Some steps to encourage convergence
So how do we move forward?
My suggestions are:
- No new licences! If you’re a government, you get a pass to create a national licence so long as you include a statement of compatibility with a Creative Commons licence
- If your organisation has issues with the Creative Commons licences, then document and share them with the community. Then engage with the Creative Commons to explore creating revisions. Spend what you would have given your lawyers on helping the Creative Commons improve their licences. It’s a good test of how much you really do want to work in the open
- If you’re developing a platform, require people to choose a licence or set a default. Choosing a licence can include “All Rights Reserved”. Let’s get some clarity
- We need to invest further in developing guidance around data licensing.
- There’s still so much that’s unclear around database rights and derived data.
- We’ve written loads of guidance on licensing at the ODI, but maybe it needs to be more accessible?
- The OSM community has produced some draft community guidance on using their data, but it’s not clear (to me) if these are social norms for OSM or whether the guidance could apply to all usage of ODbL licensed data?
- Let’s sort out compatibility between the CC and ODbL licence suites
- Let’s encourage Linux Foundation to do the same, and also ask them to submit their license to the licence approval process. This should be an obvious step for them as they’ve repeatedly highlighted the lessons to be learned from open source licensing, which go through a similar process.
I think these are all useful steps forward. What would you add to the list? What organisations can help drive this forward?

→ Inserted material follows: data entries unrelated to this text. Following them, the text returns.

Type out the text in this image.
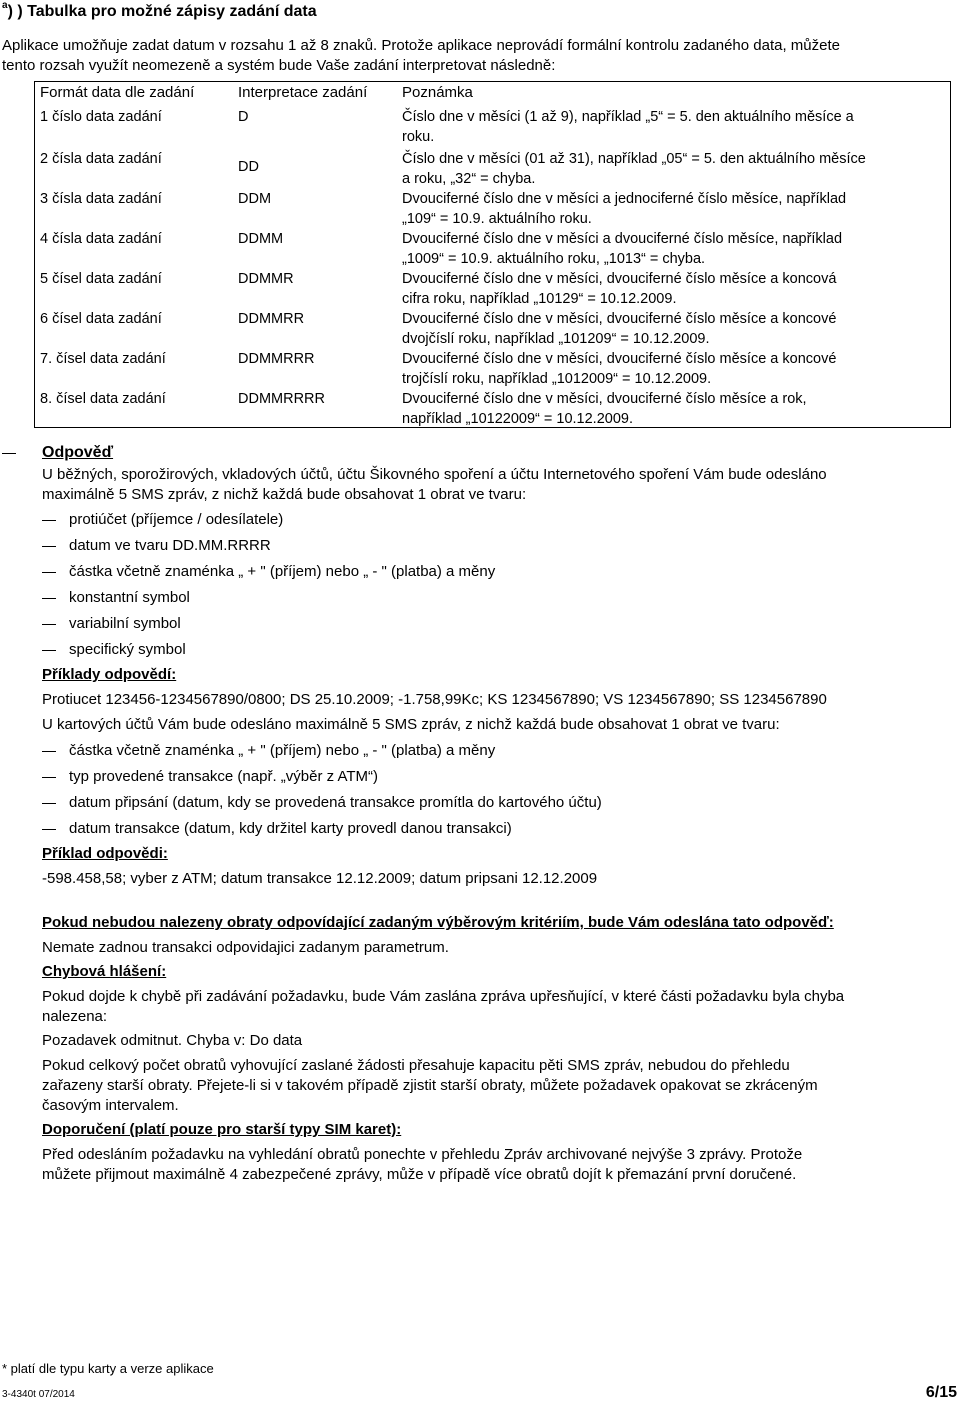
$^a$) ) Tabulka pro možné zápisy zadání data
Aplikace umožňuje zadat datum v rozsahu 1 až 8 znaků. Protože aplikace neprovádí formální kontrolu zadaného data, můžete
tento rozsah využít neomezeně a systém bude Vaše zadání interpretovat následně:
Formát data dle zadání	Interpretace zadání	Poznámka
1 číslo data zadání	D	Číslo dne v měsíci (1 až 9), například „5“ = 5. den aktuálního měsíce a
roku.

2 čísla data zadání	DD	Číslo dne v měsíci (01 až 31), například „05“ = 5. den aktuálního měsíce
a roku, „32“ = chyba.

3 čísla data zadání	DDM	Dvouciferné číslo dne v měsíci a jednociferné číslo měsíce, například
„109“ = 10.9. aktuálního roku.

4 čísla data zadání	DDMM	Dvouciferné číslo dne v měsíci a dvouciferné číslo měsíce, například
„1009“ = 10.9. aktuálního roku, „1013“ = chyba.

5 čísel data zadání	DDMMR	Dvouciferné číslo dne v měsíci, dvouciferné číslo měsíce a koncová
cifra roku, například „10129“ = 10.12.2009.

6 čísel data zadání	DDMMRR	Dvouciferné číslo dne v měsíci, dvouciferné číslo měsíce a koncové
dvojčíslí roku, například „101209“ = 10.12.2009.

7. čísel data zadání	DDMMRRR	Dvouciferné číslo dne v měsíci, dvouciferné číslo měsíce a koncové
trojčíslí roku, například „1012009“ = 10.12.2009.

8. čísel data zadání	DDMMRRRR	Dvouciferné číslo dne v měsíci, dvouciferné číslo měsíce a rok,
například „10122009“ = 10.12.2009.
Odpověď
U běžných, sporožirových, vkladových účtů, účtu Šikovného spoření a účtu Internetového spoření Vám bude odesláno
maximálně 5 SMS zpráv, z nichž každá bude obsahovat 1 obrat ve tvaru:
protiúčet (příjemce / odesílatele)
datum ve tvaru DD.MM.RRRR
částka včetně znaménka „ + " (příjem) nebo „ - " (platba) a měny
konstantní symbol
variabilní symbol
specifický symbol
Příklady odpovědí:
Protiucet 123456-1234567890/0800; DS 25.10.2009; -1.758,99Kc; KS 1234567890; VS 1234567890; SS 1234567890
U kartových účtů Vám bude odesláno maximálně 5 SMS zpráv, z nichž každá bude obsahovat 1 obrat ve tvaru:
částka včetně znaménka „ + " (příjem) nebo „ - " (platba) a měny
typ provedené transakce (např. „výběr z ATM“)
datum připsání (datum, kdy se provedená transakce promítla do kartového účtu)
datum transakce (datum, kdy držitel karty provedl danou transakci)
Příklad odpovědi:
-598.458,58; vyber z ATM; datum transakce 12.12.2009; datum pripsani 12.12.2009
Pokud nebudou nalezeny obraty odpovídající zadaným výběrovým kritériím, bude Vám odeslána tato odpověď:
Nemate zadnou transakci odpovidajici zadanym parametrum.
Chybová hlášení:
Pokud dojde k chybě při zadávání požadavku, bude Vám zaslána zpráva upřesňující, v které části požadavku byla chyba
nalezena:
Pozadavek odmitnut. Chyba v: Do data
Pokud celkový počet obratů vyhovující zaslané žádosti přesahuje kapacitu pěti SMS zpráv, nebudou do přehledu
zařazeny starší obraty. Přejete-li si v takovém případě zjistit starší obraty, můžete požadavek opakovat se zkráceným
časovým intervalem.
Doporučení (platí pouze pro starší typy SIM karet):
Před odesláním požadavku na vyhledání obratů ponechte v přehledu Zpráv archivované nejvýše 3 zprávy. Protože
můžete přijmout maximálně 4 zabezpečené zprávy, může v případě více obratů dojít k přemazání první doručené.
* platí dle typu karty a verze aplikace
3-4340t 07/2014	6/15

Note that I’m glossing over a set of more nuanced issues which are worthy of further, future discussion. For example whether licensing is always the right protection, or when “situated openness” may be the best approach towards building trust with communities. Or whether the two completely different licensing schemes for Wikidata and OSM will be a source of friction longer term or are simply necessary to ensure their sustainability.
For now though, I think I’ll stick with the following as my licensing recommendations:
> if licensing doesn’t have real impacts, then why did the open source community recently go into meltdown about Facebook’s open source licences? And why have they recanted?
Because licences induce individual insanity, copyright and nearby collective insanity.
> No new licences!
While caution is warranted, I disagree. If licensing has real impacts, do we really believe there are no superior impacts to be obtained through the creation of improved licences? Somewhat dated thoughts on what to look for at http://gondwanaland.com/mlog/2013/12/09/scc-cc-40/#desiderata
Anyway, many more licences are being created, like it or not. I doubt there’s a whole lot can be done about that. Side note: I’d like to invite all frustrated with the insanity and dwarfish politics of licences to even more strongly reorient focus toward public policy (inclusive of using/mandating those licences for government use and as an addition to the regulatory toolbox).
I strongly agree with everything else in your post. Excellent analysis!